Sounds like a novel, lol. Here's a picture of the wall...





There's a lot to pack into 3 and a half days! I'll have to figure in meals and all that also... do they have Red Bull in Ireland? ^_^ It's okay - who needs sleep!!!

After all that ... Dublin, here I come!

Saturday, December 13, 2008

Weather forecast for tonight: dark.

Well, since it seems I'm being a lazy bum this week, this time around will be about weather!

There's an old saying "you don't go to Ireland for the weather." But it looks to me like it's perfect... well almost... I could do without rain.

During the winter it ranges from 40-50F and during the summer 60-70. How much better could it get? Anything over 70 is way too hot anyway.

But, it can be sunny one minute and raining the next. Storms can blow in from the Atlantic without notice. The rain doesn't last long though and comes as soft showers or a fine mist. And it usually produces some pretty nice rainbows!





(Here's a link to a breakdown of weather by months http://www.irelandlogue.com/weather ) April should be decent ... highs of 52.5F and lows of 39.9F in Dublin.

I plan to bring lots of sweaters. I'm hoping I won't need to wear a jacket, but in case I do, I'll make sure it's one with a hood. Or, the other choice is bring along t-shirts as well, and then wear hoodies. I'll bring my 2 pairs of boots along with my sneakers just in case.

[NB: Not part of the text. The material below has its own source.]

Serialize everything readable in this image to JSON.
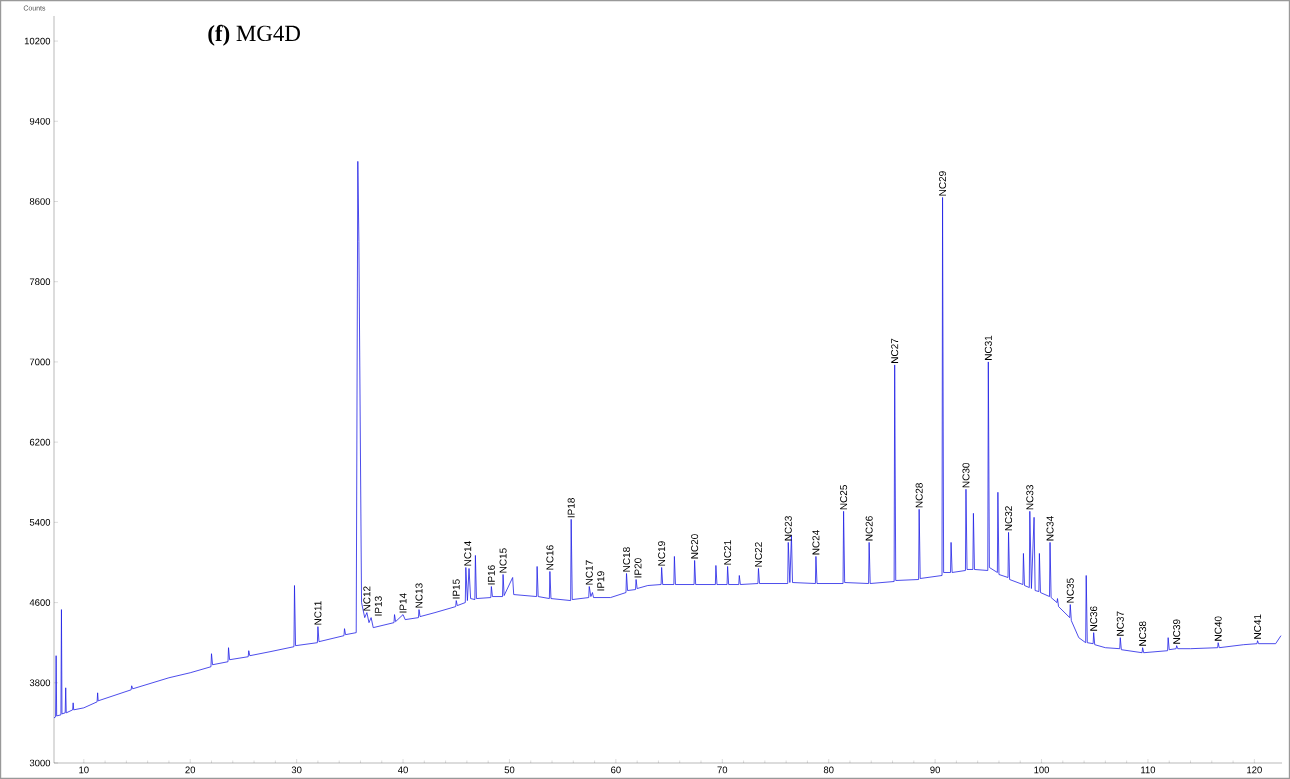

An umbrella seems practical, yet a hassle. I'll stick with hoods, I think. My hair is just going to loooove this.

Until next time.

Friday, December 5, 2008

A journey of a thousand miles must begin with a single step.

As I've said, I'll be renting a car in Dublin, and driving to Longford (approx. 90 miles). Now, this creates a few issues:

1) I don't know how to read a map.
2) I don't know their road signs.
3) They drive on the other side of the road.


Here is the map I bought at B&N. The large orange area to the right is Dublin and the area to the left that I've circled is Ballymahon.





I will take the blue road that comes out of Dublin (I don't think you can read the road names, but the one that comes almost at a straight horizontal line out of Dublin) which turns into N4 (the green line). Then I could do one of two things:

-Continue on N4 to where the map reads Longford, then turn left (SW) to Ballymahon.
-Get off N4 where the map reads Mullingar and then take the little orange road straight to Ballymahon.

The main roads are undoubtedly easier than little roads, but I'd like to see some of the country at the same time. Decisions, decisions.

Once back in Dublin however, I'm not sure how much driving I will do. It seems almost more logical to walk most of the time. I will drive to the train station for my two trips at least.

Here is the Dublin map I bought at B&N:






At the top I've labeled the airport and the road (Tolka Road) my hotel is on. It's nice that they're so close to each other. Also, I've found the road that BNY is on there (towards the bottom right - Guild St.) and I think I'll make a pit stop there if I have time. (There's more to Dublin of course but I couldn't fit it all in nicely.)

This map is so much more detailed than the first... hooray for friendly locals!

Since I'll be there on Easter (oops!) when most things are closed, I was thinking about doing a road trip in Longford and the surrounding areas.

Much more to plan, much much more.

And I'll need to invest in a compass!